In recent plays, Daniel Kitson has been pre-occupied with electronic gadgets, which made it seem reasonable to suppose that this one would have something to do with a small object that sits alongside a computer. Not so. We are dealing eith a living, furry creature with a fondness for Toblerone and an ability to communicate eith humans.
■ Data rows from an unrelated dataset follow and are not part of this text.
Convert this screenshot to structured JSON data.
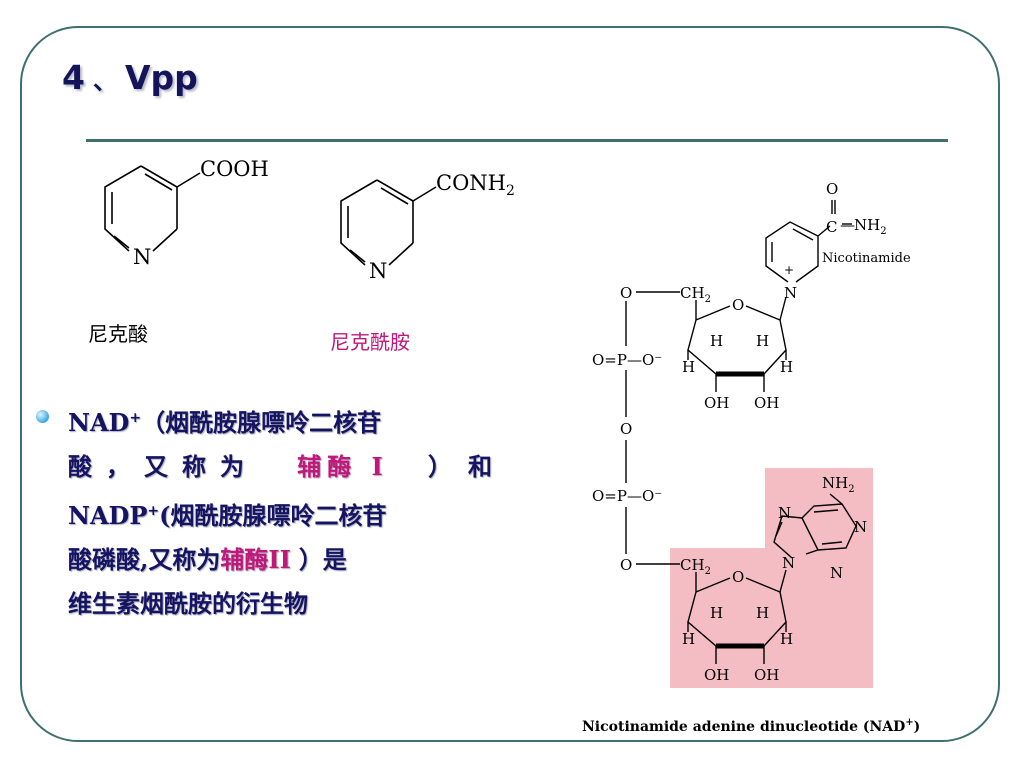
{
  "slide": {
    "title_number": "4",
    "title_sep": "、",
    "title_text": "Vpp"
  },
  "structures": {
    "acid": {
      "group": "COOH",
      "ring_atom": "N",
      "caption": "尼克酸"
    },
    "amide": {
      "group_main": "CONH",
      "group_sub": "2",
      "ring_atom": "N",
      "caption": "尼克酰胺"
    }
  },
  "paragraph": {
    "nad": "NAD",
    "nad_sup": "+",
    "seg1": "（烟酰胺腺嘌呤二核苷",
    "seg2": "酸，又称为",
    "coenzyme1": "辅酶 I",
    "seg3": "）和",
    "nadp": "NADP",
    "nadp_sup": "+",
    "seg4": "(烟酰胺腺嘌呤二核苷",
    "seg5": "酸磷酸,又称为",
    "coenzyme2": "辅酶II",
    "seg6": "）是",
    "seg7": "维生素烟酰胺的衍生物"
  },
  "nad_figure": {
    "caption_main": "Nicotinamide adenine dinucleotide (NAD",
    "caption_sup": "+",
    "caption_end": ")",
    "nicotinamide_label": "Nicotinamide",
    "highlight_color": "#f4bcc3",
    "labels": {
      "O": "O",
      "C": "C",
      "NH2_main": "NH",
      "NH2_sub": "2",
      "N": "N",
      "plus": "+",
      "CH2_main": "CH",
      "CH2_sub": "2",
      "H": "H",
      "OH": "OH",
      "P_group": "O=P—O⁻",
      "dash": "—"
    }
  }
}
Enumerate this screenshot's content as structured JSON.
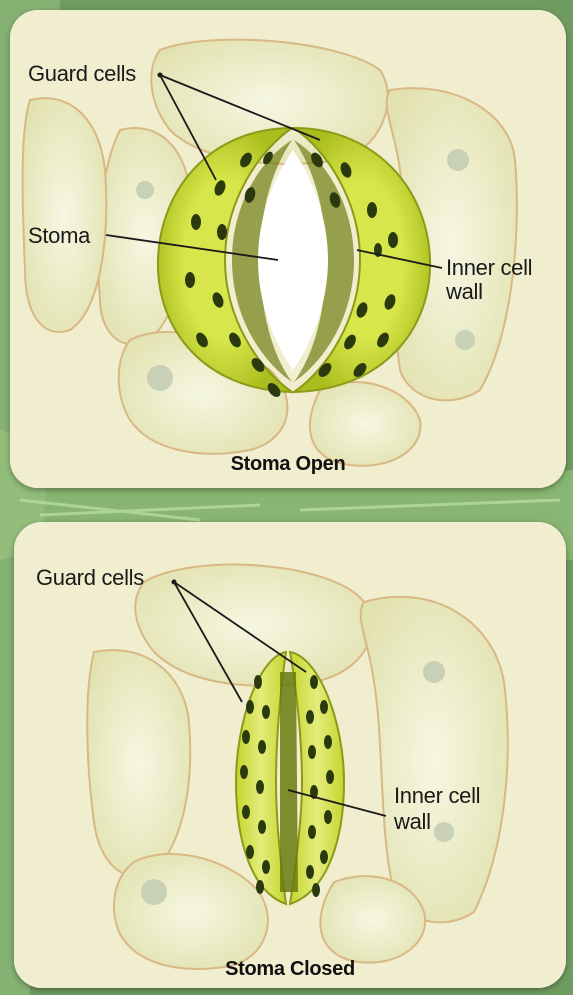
{
  "colors": {
    "leaf_background": "#7aa86a",
    "cell": "#ecedc4",
    "cell_border": "#d9b982",
    "guard_cell": "#cbdc2a",
    "chloroplast": "#2a3a10",
    "pore": "#ffffff"
  },
  "open_panel": {
    "guard_label": "Guard cells",
    "stoma_label": "Stoma",
    "inner_wall_line1": "Inner cell",
    "inner_wall_line2": "wall",
    "caption": "Stoma Open"
  },
  "closed_panel": {
    "guard_label": "Guard cells",
    "inner_wall_line1": "Inner cell",
    "inner_wall_line2": "wall",
    "caption": "Stoma Closed"
  }
}
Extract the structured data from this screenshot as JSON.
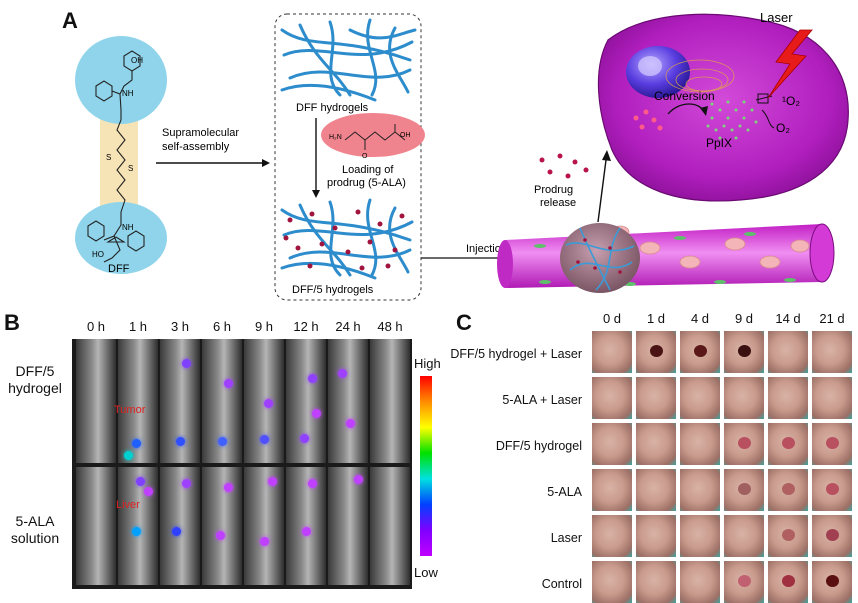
{
  "panels": {
    "a": "A",
    "b": "B",
    "c": "C"
  },
  "panel_a": {
    "molecule_label": "DFF",
    "assembly_arrow_label_1": "Supramolecular",
    "assembly_arrow_label_2": "self-assembly",
    "hydrogel_label": "DFF hydrogels",
    "loading_label_1": "Loading of",
    "loading_label_2": "prodrug (5-ALA)",
    "loaded_label": "DFF/5 hydrogels",
    "injection_label": "Injection",
    "release_label_1": "Prodrug",
    "release_label_2": "release",
    "laser_label": "Laser",
    "conversion_label": "Conversion",
    "pplx_label": "PpIX",
    "singlet_oxygen": "¹O₂",
    "oxygen": "O₂",
    "chem": {
      "oh": "OH",
      "nh": "NH",
      "s": "S",
      "ho": "HO",
      "h2n": "H₂N",
      "o": "O"
    }
  },
  "panel_b": {
    "timepoints": [
      "0 h",
      "1 h",
      "3 h",
      "6 h",
      "9 h",
      "12 h",
      "24 h",
      "48 h"
    ],
    "rows": [
      {
        "line1": "DFF/5",
        "line2": "hydrogel"
      },
      {
        "line1": "5-ALA",
        "line2": "solution"
      }
    ],
    "annotation_tumor": "Tumor",
    "annotation_liver": "Liver",
    "scale_high": "High",
    "scale_low": "Low"
  },
  "panel_c": {
    "days": [
      "0 d",
      "1 d",
      "4 d",
      "9 d",
      "14 d",
      "21 d"
    ],
    "groups": [
      "DFF/5 hydrogel + Laser",
      "5-ALA + Laser",
      "DFF/5 hydrogel",
      "5-ALA",
      "Laser",
      "Control"
    ]
  }
}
William (Kitson) rents a storage unit in which he has spent 12 years writing a story about a lonely woman and the aforementioned mouse. One evening he receives a telephone call in the unit, a wrong number, and to reveal too much of the conversation that follows would be a spoiler. Suffice to say that the play, a mix of comedy, pathos and the supernatural, consists of that conversation with an unseen voice, intercut with Kitson himself telling us about William – he forgot his lines quite a lot at this performance, but he probably does it deliberately.

Kitson as writer and performer is in top form – totally unpredictable, hilarious, moving and perceptive. The material is complex, often making the trivial seem profound, in places like the work of a philosopher. On the other hand, a lot of the fun comes from the niggling suspicion that it could all be utter rubbish. This mouse roars!